Two open-source licenses are compatible when you can legally combine code under each into one project and satisfy both sets of obligations at the same time. Incompatibility happens when the licenses impose contradictory requirements — for example, one forbids adding restrictions while the other requires them. Permissive licenses like MIT and Apache 2.0 combine easily with almost anything; strong copyleft licenses like the GPL are far pickier about what they can merge with.

### Can I combine MIT and GPL code in the same project?

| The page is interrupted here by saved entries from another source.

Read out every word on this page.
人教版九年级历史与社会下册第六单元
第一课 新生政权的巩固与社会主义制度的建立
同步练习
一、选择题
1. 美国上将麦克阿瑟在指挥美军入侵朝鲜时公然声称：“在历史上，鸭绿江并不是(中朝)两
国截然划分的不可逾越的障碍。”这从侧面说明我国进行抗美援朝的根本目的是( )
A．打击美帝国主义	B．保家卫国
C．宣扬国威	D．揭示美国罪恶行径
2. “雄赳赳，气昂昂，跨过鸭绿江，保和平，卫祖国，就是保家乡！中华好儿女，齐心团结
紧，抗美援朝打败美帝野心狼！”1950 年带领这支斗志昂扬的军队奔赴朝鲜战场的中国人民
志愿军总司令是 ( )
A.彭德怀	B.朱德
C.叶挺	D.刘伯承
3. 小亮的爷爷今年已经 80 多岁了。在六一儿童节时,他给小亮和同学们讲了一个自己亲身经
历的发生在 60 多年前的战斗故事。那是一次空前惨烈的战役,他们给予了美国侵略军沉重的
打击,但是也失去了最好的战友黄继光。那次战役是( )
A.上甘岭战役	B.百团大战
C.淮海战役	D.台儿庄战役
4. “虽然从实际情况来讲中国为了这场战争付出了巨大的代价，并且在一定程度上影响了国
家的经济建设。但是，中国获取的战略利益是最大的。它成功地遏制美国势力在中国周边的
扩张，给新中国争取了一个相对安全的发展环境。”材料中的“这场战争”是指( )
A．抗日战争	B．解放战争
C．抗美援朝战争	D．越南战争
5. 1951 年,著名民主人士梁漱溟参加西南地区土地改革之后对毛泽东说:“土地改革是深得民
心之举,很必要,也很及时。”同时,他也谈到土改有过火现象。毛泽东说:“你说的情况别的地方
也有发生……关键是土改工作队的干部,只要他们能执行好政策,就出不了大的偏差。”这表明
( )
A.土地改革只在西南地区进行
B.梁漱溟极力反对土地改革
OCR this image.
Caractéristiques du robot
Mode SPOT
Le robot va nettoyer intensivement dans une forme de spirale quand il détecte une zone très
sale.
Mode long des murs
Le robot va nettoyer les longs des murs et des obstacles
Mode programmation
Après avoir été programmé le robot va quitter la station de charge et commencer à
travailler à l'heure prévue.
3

Yes, but the result must ship under the GPL. MIT is a permissive license with almost no conditions, so its code can be relicensed into a GPL project. Once you link MIT-licensed code with GPL code to form a single program, the GPL's copyleft governs the combined work: you must release the whole thing under the GPL and provide source. You cannot pull the GPL parts back out and ship them as closed source.

### Is Apache 2.0 compatible with GPLv2?

No. The Free Software Foundation considers Apache 2.0 incompatible with GPLv2 because Apache's patent-termination and indemnification terms count as extra restrictions GPLv2 does not permit. Apache 2.0 is, however, one-way compatible with GPLv3, which was written to accept those terms. If you must combine Apache 2.0 code with GPL code, use a GPLv3 (or later) project to avoid the conflict.

### What is the difference between permissive and copyleft licenses?

Permissive licenses (MIT, BSD, Apache 2.0) let you use, modify, and redistribute code — including in closed-source or commercial products — as long as you keep the copyright notice and license text. Copyleft licenses (GPL, LGPL, MPL, AGPL) add a reciprocity condition: if you distribute a modified or combined work, you must release that work's source under the same license. Copyleft keeps derivatives open; permissive licenses do not.